Nada más dañino para el correcto desarrollo afectivo de nuestra infancia que la tiranía de las bellas almas. Nada más artísticamente reaccionario, tampoco. El día en que se realice el gran juicio universal por los atentados contra el buen gusto −me resisto a perder la fe−, la corporación Disney deberá responder en el banquillo de los acusados por la atrofia sentimental que sus productos y sus franquicias provocaron en millones de niñas y niños del mundo entero. Ocurre que la “sensibilidad” no es una facultad abstracta del alma, sino que se encuentra íntimamente relacionada con el orden del gusto y el estilo. Es algo que también se entrena. Un discurso carente de ironías o dobles sentidos, de desvíos de las normas de género, de verdades éticamente incómodas o estéticamente arriesgadas no puede ser otra cosa que el resultado de la aplicación de una fórmula.
Desde esta óptica, Disney vendría a ser algo así como el huevo de la serpiente. Insoportables como los duendes con retraso madurativo del dibujante Liniers, imperdonables como las gotitas suicidas de Historias de cronopios y de famas −lejos, el peor libro de Cortázar−, previsibles y poco imaginativos como los hippies viejos o las personas que no toman alcohol en las fiestas, las características de sus productos dan más cuenta de la lógica implacable de la explotación económica que de la flexibilidad formal de las actividades creativas… Atención, si alguno de los enunciados previos agitó en su interior un germen de amotinamiento, el esbozo mental de un rencor o un “pero”, muy posiblemente usted pertenezca a la categoría de las almas bellas, en cuyo caso recomiendo descontinuar la lectura, ya que en el párrafo siguiente pienso meterme con los osos y no quisiera amagarle el resto del día. Vaya en paz, prenda el televisor o ponga un disco de Ismael Serrano y, sin ningún reproche, le deseo la mayor de las felicidades.

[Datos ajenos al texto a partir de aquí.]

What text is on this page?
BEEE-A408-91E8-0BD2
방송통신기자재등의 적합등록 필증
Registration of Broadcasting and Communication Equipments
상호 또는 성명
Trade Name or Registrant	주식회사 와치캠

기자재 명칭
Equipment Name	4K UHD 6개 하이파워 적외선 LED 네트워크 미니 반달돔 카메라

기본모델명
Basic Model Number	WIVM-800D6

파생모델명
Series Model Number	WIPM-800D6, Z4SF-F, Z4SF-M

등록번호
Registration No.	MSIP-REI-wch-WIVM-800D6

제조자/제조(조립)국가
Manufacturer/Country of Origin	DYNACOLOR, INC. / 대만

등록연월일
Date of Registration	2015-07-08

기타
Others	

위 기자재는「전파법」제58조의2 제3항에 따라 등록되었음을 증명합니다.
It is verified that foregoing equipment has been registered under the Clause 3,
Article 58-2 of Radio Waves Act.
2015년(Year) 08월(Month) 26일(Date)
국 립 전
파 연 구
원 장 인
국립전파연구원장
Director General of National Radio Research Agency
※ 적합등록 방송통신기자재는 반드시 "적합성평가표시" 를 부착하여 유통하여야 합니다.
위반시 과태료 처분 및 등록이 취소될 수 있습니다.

Bien, ahora que quedamos los que creemos que la vida es demasiado breve como para andar desperdiciándola, hablemos concretamente de la película. Osos de Disneynature toma como telón de fondo uno de los espectáculos más impresionantes del mundo natural. Cada año, con la llegada de la primavera, el Parque Nacional de Katmai en Alaska (el mismo escenario en que transcurre Grizzly Man de Werner Herzog) se llena de osos pardos que descienden de las montañas donde pasaron el invierno. Tras un largo período de hibernación, estos animales de temperamento solitario se congregan por centenares, aguardando la gran migración anual del salmón río arriba que constituye la principal fuente de nutrientes que habrá de permitirles sobrevivir un año más. Es un momento crítico. El invierno ha extenuado sus reservas de grasas y los animales se encuentran hambrientos. Los osos llegan con anticipación y pelean para establecer jerarquías, conseguir los mejores lugares de pesca y hacer valer sus derechos sexuales. Son bichos que pueden llegar a medir casi 3 metros de largo y pesar alrededor de media tonelada y cuando pelean, algo que pasa con frecuencia, no lo hacen únicamente para dirimir cuestiones territoriales o reproductivas. Si las lluvias se retrasan, demorando el ascenso de los cardúmenes de peces hasta los cursos de agua que se internan tierra adentro, un oso macho podrá atacar a una hembra para alimentarse de sus cachorros. Los episodios de canibalismo no son atípicos. Sin embargo, una vez que el salmón se ha establecido en sus sitios de desove, los ánimos se tranquilizan, a medida que van cediendo a un frenesí de alimentación en el que cada oso puede llegar a ingerir hasta 40 kilos de pescado por día. Finalmente, las primeras nevadas marcarán la vuelta de los osos a sus refugios en las montañas, una vez más, preparados para pasar un nuevo invierno.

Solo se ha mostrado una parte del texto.